Minyak mentah Brent naik 64 sen, atau 0,87 persen, menjadi $74,54 per barel pada pukul 00.06 GMT. Minyak mentah West Texas Intermediate AS naik 72 sen, atau 1,03 persen, menjadi $70,82 per barel.
Serangan Israel di lingkungan Bachoura di pusat kota Beirut pada Kamis pagi menewaskan dua orang dan melukai 11 orang, kata kementerian kesehatan Lebanon dalam sebuah pernyataan.
Iran terseret ke dalam konflik tersebut pada hari Selasa setelah menembakkan lebih dari 180 rudal balistik ke Israel dalam eskalasi permusuhan, yang telah merembes keluar dari Israel dan Palestina ke Lebanon dan lebih jauh ke timur.
Namun, peningkatan tak terduga dalam persediaan minyak mentah AS pada hari Rabu membantu meredakan beberapa kekhawatiran pasokan dan mengekang kenaikan harga minyak.
Persediaan minyak mentah AS naik sebesar 3,9 juta barel menjadi 417 juta barel dalam pekan yang berakhir pada tanggal 27 September, menurut Badan Informasi Energi, dibandingkan dengan ekspektasi analis dalam jajak pendapat Reuters untuk penarikan 1,3 juta barel.
“Persediaan AS yang membengkak menambah bukti bahwa pasar memiliki pasokan yang baik dan dapat bertahan terhadap gangguan apa pun,” kata analis ANZ dalam sebuah catatan.
Beberapa investor tetap tidak terpengaruh karena pasokan minyak mentah global belum terganggu oleh kerusuhan di wilayah produksi utama, dan kapasitas OPEC yang tersedia meredakan kekhawatiran.

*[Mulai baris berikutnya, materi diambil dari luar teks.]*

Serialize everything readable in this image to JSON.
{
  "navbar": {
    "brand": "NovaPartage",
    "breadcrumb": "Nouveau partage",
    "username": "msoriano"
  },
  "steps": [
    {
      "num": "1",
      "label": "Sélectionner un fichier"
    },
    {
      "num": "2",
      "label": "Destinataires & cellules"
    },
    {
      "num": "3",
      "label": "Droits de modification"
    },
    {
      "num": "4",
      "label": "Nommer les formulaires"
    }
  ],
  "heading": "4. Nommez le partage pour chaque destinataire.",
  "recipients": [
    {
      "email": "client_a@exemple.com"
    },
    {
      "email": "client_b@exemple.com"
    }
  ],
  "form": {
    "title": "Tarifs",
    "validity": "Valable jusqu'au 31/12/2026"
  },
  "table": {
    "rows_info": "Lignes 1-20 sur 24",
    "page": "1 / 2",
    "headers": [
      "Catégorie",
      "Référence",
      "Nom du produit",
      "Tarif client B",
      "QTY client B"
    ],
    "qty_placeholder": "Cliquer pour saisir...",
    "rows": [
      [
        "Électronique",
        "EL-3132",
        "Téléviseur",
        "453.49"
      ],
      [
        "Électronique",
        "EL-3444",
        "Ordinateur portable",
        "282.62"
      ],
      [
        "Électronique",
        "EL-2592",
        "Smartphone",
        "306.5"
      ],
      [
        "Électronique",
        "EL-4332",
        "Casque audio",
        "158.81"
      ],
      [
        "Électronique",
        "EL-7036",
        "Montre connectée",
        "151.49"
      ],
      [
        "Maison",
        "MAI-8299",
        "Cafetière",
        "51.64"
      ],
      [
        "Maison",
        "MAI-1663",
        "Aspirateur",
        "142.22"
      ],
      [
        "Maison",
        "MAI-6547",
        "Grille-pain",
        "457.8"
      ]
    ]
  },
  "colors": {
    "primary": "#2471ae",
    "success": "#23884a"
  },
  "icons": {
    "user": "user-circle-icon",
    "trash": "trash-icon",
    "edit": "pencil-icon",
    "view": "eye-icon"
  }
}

“Setelah serangan Iran, harga mungkin tetap tinggi atau tetap lebih fluktuatif untuk sedikit lebih lama, tetapi ada cukup produksi, ada cukup pasokan di dunia,” kata kepala eksekutif East Daley Analytics, Jim Simpson kepada Reuters.
OPEC memiliki kapasitas cadangan minyak yang cukup untuk mengompensasi hilangnya pasokan Iran jika Israel melumpuhkan fasilitas negara itu.
Namun, para pedagang khawatir bahwa kelompok produsen itu akan kesulitan jika Iran membalas dengan menyerang instalasi negara-negara tetangganya di Teluk.
“Kapasitas cadangan yang tersedia secara efektif mungkin jauh lebih rendah jika serangan baru terhadap infrastruktur energi di negara-negara di kawasan itu terjadi,” kata Giovanni Staunovo, analis di UBS.